Voto cero a los
actuales políticos
Pedro Ángel Acosta Rodríguez *
Hace tiempo que vengo observando el sectarismo en Canarias en general y
en La Palma en particular. Me refiero a algunos políticos que, aprovechándose
de la nobleza y conformismo de nuestra gente, después de tanto tiempo en el
sillón de mando, cuando disponen de algún trabajo pues “este no porque no es
de mi partido, este sí porque tiene el carnet del partido…”, etc.

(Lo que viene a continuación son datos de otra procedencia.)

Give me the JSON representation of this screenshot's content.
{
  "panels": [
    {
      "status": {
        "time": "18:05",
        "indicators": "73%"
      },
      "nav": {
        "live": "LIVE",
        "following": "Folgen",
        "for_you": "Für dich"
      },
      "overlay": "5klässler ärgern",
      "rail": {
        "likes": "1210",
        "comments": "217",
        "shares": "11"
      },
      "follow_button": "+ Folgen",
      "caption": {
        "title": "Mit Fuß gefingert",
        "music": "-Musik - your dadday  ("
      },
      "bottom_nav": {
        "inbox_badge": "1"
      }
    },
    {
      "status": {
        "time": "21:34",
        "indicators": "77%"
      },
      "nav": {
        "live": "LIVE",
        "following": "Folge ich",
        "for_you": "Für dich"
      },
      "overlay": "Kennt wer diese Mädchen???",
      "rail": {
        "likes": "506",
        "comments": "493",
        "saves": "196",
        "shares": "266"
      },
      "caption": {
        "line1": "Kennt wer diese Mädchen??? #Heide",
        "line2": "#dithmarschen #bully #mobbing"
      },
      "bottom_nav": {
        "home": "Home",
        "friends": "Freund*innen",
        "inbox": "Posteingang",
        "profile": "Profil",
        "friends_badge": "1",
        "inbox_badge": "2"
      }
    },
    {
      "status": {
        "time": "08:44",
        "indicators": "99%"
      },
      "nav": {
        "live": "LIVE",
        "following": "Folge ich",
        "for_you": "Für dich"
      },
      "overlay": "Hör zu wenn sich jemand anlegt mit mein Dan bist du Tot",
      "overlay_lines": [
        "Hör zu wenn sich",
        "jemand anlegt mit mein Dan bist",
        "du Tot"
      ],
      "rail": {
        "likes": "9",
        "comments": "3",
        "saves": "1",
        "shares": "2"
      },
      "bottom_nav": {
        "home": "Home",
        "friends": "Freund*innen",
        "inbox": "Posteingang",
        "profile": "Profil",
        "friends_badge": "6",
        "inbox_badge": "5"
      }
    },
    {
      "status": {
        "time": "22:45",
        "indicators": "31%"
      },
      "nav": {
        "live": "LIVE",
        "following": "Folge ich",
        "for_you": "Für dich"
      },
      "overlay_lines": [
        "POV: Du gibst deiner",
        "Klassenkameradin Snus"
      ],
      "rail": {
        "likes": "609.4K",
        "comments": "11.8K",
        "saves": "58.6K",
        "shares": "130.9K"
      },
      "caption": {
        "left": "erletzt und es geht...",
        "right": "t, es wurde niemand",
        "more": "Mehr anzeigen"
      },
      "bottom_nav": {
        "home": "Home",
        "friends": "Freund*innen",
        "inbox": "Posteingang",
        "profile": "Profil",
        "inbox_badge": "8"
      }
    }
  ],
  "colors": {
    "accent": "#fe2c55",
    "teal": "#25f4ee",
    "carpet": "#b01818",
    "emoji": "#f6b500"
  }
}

Pienso que son malos políticos y un peligro para el sistema de pensiones
y Seguridad Social, porque cuando a una persona se le niega el trabajo
sectariamente es una oportunidad desaprovechada. El sistema sufre y corre el
riesgo de fracasar. Cuando esto ocurre es porque hemos elegido políticos
inadecuados para gobernar el sistema.
El ciudadano tiene la oportunidad cuando lleguen las próximas elecciones
de darles un voto cero y apartarlos de los dineros públicos, porque son un
peligro, porque ya lo dice el refrán “quemar con pólvora ajena es muy fácil”,
lo malo es cuando la pólvora es propia, esa si duele.
Es más, si un pueblo se une y consigue las firmas suficientes se pueden
anticipar las elecciones, pero claro, esto no lo informan porque no les
interesa. Cuando vean que el pueblo despierta, que el pueblo es quien pone y
quita… Dentro de poco tendremos la ocasión de ponerle un voto cero, que
traiga la felicidad y la alegría que un mal día perdimos, así como la
esperanza, que también se está perdiendo y la tristeza se está haciendo
presente.
Despensas vacías, con muy pocas oportunidades de llenarlas, despensas
que en nuestra tierra han cerrado, cambiadas por productos foráneos; nuestros
agricultores, ganaderos y pescadores se arruinan mientras otros se enriquecen.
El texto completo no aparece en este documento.